Despite that, there was still a Western influence in my house. There were plenty of Louis L'Amour novels on our bookshelves, and I have memories of my father watching movies on TV starring Clint Eastwood and some guy he called "Duke." I always left the room when they were on.
It wasn't until I was a bit older and I happened to catch High Plains Drifter on late-night TV that I became a fan of Westerns.
In the film, a stranger (played by Clint Eastwood, who also directed the film) is hired by the people of Lago to defend them against a group of outlaws. Typical Western fare, I thought. But as I watched, the film got progressively darker and more unsettling, culminating in the stranger actually painting the town red to convince the outlaws they were riding into hell itself. The finale, with its unexpected touch of the supernatural, won me over completely.
It's no coincidence that it was this film that made me a fan of Westerns at the same time it introduced me to a genre, or sub-genre if you like, that I never even knew existed: the Weird Western.
High Plains Drifter was released in 1973, but it wasn't the first Weird Western. A year earlier, Jonah Hex made his debut in the DC comics series All-Star Western, and back in the 1960s, there was the TV series The Wild Wild West. There was even a spate of cowboys-and-dinosaurs films including The Beast of Hollow Mountain and The Valley of Gwangi. It's clear the Weird Western has been with us for a very long time.
Two of my favourite Weird Western films are Near Dark and From Dusk Till Dawn. These ones in particular proved to me that Weird Westerns can be more than just cowboys & aliens (not to knock that particular film, which looks like it's going to be great), or cowboys & Indian curses, or cowboys & zombies, and so on. Perhaps not coincidentally, Near Dark and From Dusk Till Dawn feature vampires — and not the kind that sparkle — and while both films take place in the present day, they feature bleak, isolated settings that almost make it seem as if they were set in the days of the Wild West.
As for Weird Western books, for my money you can't do any better than Joe R. Lansdale. In addition to writing Jonah Hex comics, Lansdale has written a number of Weird Western tales featuring the monster-hunting Reverend Jebidiah Mercer. All of these stories were recently collected in a must-have book for any Weird Western fan called Deadman's Road. And of course, it goes without saying that if you haven't read Stephen King's seven-volume Dark Tower series, then you're missing out on one the greatest Weird Western epics ever written.
When I first started publishing stories in magazines and anthologies, I thought it might be fun to try my hand at a Western. Unfortunately, there aren't a lot of venues around these days looking for Western fiction. In fact, the one market that ended up buying the one Western I've sold to date (a short story called "Buffalo Money") ended up going out of business before the first issue came out. I ended up selling that story again, to an online magazine, but it became clear to me that if I was going to write any more Westerns in the future, I'd better make them Weird.

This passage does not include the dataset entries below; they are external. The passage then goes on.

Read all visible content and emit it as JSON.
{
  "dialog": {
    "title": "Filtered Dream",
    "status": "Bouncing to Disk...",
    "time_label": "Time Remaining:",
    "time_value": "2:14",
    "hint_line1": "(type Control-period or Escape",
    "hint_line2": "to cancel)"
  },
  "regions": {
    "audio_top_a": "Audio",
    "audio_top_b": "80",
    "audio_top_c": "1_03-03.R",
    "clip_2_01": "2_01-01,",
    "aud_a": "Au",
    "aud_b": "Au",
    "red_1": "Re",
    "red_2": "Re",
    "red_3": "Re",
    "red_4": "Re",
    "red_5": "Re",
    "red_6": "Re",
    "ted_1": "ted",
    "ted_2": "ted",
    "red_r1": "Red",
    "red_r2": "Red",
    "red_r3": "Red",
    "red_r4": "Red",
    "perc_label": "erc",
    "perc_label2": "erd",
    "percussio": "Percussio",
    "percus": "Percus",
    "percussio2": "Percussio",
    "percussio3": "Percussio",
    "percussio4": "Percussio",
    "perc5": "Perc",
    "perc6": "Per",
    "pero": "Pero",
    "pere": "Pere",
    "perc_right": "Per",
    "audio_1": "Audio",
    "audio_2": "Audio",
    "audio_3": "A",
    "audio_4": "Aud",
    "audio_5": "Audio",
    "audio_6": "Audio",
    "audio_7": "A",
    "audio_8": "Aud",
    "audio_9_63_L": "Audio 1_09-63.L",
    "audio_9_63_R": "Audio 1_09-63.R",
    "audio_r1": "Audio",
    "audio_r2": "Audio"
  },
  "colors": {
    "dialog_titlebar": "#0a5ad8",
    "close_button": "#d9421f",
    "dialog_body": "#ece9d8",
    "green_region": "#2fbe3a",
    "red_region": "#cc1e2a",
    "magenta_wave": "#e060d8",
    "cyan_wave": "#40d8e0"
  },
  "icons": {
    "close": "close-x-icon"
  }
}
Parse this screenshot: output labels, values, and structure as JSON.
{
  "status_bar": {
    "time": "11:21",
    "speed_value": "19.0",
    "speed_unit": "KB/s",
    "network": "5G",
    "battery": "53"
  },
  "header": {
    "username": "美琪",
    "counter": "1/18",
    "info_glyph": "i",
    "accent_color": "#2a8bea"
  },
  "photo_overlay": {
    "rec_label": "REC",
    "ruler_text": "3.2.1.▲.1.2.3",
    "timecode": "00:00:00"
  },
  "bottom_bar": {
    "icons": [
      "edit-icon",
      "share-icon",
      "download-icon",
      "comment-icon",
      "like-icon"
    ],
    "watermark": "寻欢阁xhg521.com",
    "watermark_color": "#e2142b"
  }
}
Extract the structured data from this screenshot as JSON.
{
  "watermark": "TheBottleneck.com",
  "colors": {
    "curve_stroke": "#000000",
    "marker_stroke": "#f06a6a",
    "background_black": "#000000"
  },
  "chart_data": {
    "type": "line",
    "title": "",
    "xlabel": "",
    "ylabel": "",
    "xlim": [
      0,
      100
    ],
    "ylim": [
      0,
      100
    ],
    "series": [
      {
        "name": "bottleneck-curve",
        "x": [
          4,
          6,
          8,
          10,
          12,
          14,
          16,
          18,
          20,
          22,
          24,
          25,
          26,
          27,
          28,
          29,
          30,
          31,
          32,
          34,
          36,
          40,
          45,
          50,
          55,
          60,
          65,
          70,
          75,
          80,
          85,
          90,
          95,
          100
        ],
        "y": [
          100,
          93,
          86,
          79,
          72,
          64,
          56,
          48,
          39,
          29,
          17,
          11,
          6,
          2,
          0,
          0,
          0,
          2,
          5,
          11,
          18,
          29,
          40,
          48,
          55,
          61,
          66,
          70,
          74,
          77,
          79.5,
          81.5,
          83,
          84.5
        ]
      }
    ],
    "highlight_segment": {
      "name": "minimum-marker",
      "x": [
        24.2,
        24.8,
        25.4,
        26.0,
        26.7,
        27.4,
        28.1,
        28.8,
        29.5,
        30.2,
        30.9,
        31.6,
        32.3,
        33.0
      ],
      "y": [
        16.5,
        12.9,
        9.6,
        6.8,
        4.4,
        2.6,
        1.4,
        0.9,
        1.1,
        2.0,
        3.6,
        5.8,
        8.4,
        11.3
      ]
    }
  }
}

It wasn't too hard — at least not for me. Maybe it's because Westerns and horror stories actually have a lot in common. They both deal with the exploration of the unknown — horror by way of humankind's encounters with the supernatural, Westerns through the exploration and settlement of the West. It almost makes sense that these two seemingly disparate genres should come together to create a new type of story.
Stonebunny Press recently published my first foray into the Weird West, a novelette called "Deadstock."
No one knows who or what is killing the cattle at Groom ranch, but Sam Dryden, with his supernatural greenwood gun, and Raisy, with her ‘deck’ of knives, are determined to find out. What they discover is more horrifying than either of them ever dreamed, and the secret may be one that takes them to the grave.
While most writers tend to mix horror with their Westerns, I thought I'd go one step further and throw in some science fiction elements as well. I'm not the first person to do this, but I like to think I added my own special twist to the Weird Western. If readers end up enjoying "Deadstock," I may write some more stories about Dryden and Raisy.
The Weird Western fan base may not be as huge as some of the others out there, but they're strong and loyal and they've been around a long time. Weird Westerns have made it onto best-sellers lists, they've broken box-office records, and with the upcoming release of films like Cowboys & Aliens and the reboot of the TV series The Wild Wild West, it's clear that the Weird Western will always be around.